Bronwyn Holloway-Smith is an artist from Wellington, New Zealand. She is currently undertaking a PhD at Massey University, and has also been the Director of the E. Mervyn Taylor Mural Search & Recovery Project since 2015.
Early life and education
Holloway-Smith graduated from Massey University with a Bachelor of Fine Arts in 2006. She completed her PhD at Massey University College of Creative Arts in 2018.
Career
She describes herself as interested in "internet culture, 3-dimensional printing, open source art, and space colonisation." She edited the book WANTED: The search for the modernist murals of E. Mervyn Taylor, published in 2018.
Holloway-Smith was involved in setting up the Creative Freedom Foundation organisation in 2008. The foundation seeks to "encourage and promote New Zealand artists' views on issues that have the potential to influence their collective creativity" such as copyright law. She was the director of the Creative Freedom Foundation until 2014. In 2009, she presented a petition on behalf of 149 people requesting "that the House of Representatives immediately repeal section 92A of the Copyright Act 1994, or delay its commencement." The petition was a culmination of the New Zealand Internet Blackout, and was presented to Parliament by Peter Dunne.
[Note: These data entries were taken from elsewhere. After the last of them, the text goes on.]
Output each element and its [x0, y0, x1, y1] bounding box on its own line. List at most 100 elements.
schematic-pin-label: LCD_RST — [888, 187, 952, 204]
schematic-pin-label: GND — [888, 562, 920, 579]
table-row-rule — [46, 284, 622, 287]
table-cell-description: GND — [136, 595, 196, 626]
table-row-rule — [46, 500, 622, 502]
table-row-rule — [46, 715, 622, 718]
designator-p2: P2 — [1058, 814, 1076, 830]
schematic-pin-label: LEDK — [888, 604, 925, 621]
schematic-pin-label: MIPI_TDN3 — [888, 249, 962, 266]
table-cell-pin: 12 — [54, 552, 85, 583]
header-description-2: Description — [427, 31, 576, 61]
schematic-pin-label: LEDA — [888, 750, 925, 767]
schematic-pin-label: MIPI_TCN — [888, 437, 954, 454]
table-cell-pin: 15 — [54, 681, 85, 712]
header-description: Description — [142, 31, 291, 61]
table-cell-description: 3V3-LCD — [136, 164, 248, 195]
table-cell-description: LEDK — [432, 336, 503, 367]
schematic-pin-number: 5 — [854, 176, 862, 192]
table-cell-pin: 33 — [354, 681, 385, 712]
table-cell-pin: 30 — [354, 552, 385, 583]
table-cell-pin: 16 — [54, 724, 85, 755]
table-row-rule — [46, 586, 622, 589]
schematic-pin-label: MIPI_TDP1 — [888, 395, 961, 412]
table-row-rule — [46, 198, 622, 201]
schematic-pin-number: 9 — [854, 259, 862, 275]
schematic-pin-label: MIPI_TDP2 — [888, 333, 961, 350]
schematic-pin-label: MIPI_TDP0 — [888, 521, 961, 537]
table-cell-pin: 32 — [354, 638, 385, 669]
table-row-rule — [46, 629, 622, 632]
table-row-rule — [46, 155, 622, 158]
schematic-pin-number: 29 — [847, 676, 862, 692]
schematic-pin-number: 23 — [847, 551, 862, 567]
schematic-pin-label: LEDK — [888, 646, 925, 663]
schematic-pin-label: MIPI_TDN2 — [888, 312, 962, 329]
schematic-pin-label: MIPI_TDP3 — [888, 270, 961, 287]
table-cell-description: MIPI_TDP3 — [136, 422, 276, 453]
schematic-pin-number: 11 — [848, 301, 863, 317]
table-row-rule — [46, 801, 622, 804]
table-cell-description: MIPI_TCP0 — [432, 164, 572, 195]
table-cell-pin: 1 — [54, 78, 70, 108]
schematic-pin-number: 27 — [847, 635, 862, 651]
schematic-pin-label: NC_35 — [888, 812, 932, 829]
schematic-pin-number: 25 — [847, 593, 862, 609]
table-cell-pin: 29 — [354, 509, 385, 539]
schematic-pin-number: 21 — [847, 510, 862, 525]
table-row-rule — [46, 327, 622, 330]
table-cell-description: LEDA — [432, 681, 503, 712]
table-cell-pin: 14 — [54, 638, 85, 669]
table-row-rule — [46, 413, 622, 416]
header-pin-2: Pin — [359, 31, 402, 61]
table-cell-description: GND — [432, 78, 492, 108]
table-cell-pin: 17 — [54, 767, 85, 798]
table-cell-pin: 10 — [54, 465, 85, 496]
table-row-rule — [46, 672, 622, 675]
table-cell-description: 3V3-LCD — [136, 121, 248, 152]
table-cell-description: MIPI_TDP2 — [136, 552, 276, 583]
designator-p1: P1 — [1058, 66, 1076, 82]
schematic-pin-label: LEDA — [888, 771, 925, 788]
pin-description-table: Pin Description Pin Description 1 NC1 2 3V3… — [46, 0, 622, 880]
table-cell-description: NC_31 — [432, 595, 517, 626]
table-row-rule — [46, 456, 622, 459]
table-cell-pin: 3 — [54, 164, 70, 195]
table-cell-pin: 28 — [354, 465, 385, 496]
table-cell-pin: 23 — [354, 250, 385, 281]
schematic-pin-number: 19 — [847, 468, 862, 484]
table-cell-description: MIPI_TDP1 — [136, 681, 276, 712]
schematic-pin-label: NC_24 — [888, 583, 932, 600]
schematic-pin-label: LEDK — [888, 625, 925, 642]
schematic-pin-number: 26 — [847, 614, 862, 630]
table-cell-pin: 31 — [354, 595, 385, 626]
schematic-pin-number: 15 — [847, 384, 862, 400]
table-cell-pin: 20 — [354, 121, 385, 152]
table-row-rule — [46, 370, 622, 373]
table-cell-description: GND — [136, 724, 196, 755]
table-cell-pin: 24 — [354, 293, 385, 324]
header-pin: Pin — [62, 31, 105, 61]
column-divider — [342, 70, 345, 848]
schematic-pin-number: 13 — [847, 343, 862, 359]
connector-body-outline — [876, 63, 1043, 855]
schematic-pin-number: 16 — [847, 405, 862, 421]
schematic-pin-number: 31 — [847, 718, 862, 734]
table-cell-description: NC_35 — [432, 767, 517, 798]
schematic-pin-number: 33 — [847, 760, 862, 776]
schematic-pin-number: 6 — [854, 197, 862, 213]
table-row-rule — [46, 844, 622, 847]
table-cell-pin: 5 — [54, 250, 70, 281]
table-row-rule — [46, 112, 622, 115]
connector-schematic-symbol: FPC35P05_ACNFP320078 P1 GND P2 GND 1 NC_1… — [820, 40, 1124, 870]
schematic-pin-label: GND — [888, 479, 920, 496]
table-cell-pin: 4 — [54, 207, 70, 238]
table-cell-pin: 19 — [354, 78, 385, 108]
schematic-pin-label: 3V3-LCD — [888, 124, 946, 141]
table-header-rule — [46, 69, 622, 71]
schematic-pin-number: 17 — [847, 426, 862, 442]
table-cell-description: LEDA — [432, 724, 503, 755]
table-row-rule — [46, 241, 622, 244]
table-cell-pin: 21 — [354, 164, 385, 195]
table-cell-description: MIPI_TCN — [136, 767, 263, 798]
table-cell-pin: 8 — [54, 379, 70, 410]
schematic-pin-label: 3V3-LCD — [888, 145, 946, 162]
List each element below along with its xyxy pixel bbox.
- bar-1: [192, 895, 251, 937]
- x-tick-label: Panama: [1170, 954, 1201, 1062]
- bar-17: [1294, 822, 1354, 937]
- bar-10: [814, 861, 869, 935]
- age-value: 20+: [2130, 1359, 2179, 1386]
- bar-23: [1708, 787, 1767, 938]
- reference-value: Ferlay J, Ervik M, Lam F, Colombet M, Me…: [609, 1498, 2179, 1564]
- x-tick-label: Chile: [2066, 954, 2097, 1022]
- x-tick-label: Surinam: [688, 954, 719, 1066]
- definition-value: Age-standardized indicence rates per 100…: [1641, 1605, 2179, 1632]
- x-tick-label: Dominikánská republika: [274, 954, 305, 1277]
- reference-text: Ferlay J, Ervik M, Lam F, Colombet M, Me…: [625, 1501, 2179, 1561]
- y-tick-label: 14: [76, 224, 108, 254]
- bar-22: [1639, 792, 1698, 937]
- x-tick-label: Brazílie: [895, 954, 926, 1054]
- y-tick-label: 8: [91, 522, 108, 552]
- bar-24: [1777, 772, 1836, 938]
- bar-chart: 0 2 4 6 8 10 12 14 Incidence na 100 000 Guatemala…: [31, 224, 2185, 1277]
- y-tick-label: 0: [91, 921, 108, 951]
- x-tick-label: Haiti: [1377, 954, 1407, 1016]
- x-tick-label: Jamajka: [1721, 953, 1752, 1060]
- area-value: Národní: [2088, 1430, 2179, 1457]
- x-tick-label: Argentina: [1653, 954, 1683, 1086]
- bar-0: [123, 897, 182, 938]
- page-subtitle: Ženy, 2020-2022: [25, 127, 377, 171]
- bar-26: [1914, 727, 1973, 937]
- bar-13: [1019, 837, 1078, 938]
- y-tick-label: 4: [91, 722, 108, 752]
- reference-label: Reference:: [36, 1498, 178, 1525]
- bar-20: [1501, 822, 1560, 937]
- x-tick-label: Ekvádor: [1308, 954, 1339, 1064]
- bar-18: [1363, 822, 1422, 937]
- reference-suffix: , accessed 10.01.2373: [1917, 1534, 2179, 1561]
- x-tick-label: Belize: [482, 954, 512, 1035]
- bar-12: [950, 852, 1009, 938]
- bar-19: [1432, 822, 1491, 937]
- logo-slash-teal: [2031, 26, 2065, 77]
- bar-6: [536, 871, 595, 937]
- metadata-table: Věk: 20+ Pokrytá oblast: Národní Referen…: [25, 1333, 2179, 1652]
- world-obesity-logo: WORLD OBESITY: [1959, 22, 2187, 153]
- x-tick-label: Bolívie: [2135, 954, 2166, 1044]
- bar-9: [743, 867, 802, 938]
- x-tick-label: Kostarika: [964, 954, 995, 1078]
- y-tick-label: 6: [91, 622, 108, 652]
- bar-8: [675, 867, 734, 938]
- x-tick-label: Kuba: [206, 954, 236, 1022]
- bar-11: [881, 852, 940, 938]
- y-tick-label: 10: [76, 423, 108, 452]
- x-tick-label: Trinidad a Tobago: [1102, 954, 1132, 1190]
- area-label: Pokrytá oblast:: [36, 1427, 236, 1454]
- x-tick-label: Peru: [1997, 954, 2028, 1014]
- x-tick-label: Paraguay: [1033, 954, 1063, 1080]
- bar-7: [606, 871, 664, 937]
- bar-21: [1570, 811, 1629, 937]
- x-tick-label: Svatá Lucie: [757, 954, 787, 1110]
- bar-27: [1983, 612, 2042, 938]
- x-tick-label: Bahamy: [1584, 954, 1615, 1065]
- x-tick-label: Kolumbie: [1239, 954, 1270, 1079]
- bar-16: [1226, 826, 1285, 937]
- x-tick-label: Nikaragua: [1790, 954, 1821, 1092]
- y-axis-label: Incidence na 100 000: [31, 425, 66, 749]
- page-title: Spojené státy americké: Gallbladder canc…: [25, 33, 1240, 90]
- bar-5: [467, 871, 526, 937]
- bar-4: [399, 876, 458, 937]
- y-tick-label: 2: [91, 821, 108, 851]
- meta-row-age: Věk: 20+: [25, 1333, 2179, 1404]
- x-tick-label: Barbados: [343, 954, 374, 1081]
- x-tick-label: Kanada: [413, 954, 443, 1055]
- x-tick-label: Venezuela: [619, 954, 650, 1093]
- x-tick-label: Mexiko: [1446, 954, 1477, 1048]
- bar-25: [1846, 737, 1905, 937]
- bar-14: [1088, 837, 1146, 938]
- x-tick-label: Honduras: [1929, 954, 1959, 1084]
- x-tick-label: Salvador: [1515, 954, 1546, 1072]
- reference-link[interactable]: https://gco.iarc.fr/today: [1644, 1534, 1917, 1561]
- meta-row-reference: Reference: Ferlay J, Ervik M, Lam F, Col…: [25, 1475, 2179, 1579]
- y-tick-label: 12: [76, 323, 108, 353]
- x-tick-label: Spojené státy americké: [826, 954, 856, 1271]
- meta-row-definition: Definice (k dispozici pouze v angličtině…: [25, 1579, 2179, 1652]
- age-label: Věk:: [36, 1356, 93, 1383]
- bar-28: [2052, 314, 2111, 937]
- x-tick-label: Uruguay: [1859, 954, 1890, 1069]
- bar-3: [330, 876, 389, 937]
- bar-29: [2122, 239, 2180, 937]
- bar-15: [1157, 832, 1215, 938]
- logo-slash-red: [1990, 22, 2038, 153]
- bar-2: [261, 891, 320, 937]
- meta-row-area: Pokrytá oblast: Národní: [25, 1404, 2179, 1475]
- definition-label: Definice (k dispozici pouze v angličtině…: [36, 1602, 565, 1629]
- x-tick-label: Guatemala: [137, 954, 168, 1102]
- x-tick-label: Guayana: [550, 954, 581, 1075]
"Ghosts in the form of gifts"
In 2010, Holloway-Smith produced an exhibition called "Ghosts in the form of gifts", which was commissioned by Massey University in Wellington. The exhibition used 3D printers to recreate 10 objects which had been lost by the Museum of New Zealand. The objects she printed included "an adze, poi, a whale's tooth and a tapa beater among others. A Maori fishhook sits next to the Utah teapot, a standard object used in graphic design, and a New Zealand giant snail shell." The files which she used to print the objects were released to the public under a creative commons licence. The project won the Open Art Award at the 2010 New Zealand Open Source Awards.
"Pioneer City"
In 2011, Holloway-Smith produced a series of works exploring the possibility of settling Mars. As part of this project, she won a competition to erect a billboard on Ghuznee Street, Wellington, advertising "Pioneer City" on Mars. The intention behind the work was to explore how the real estate industry has aimed its marketing at people's aspirations, and how residential developments are sometimes utopian:
"We have seen this with the boom in inner-city apartment living in the past decade. We saw it in the 19th century in the way the New Zealand Company sold a romanticised picture of New Zealand to prospective settlers before they’d visited the country. My project responds to this kind of marketing in the inner city and draws attention to its timelessness".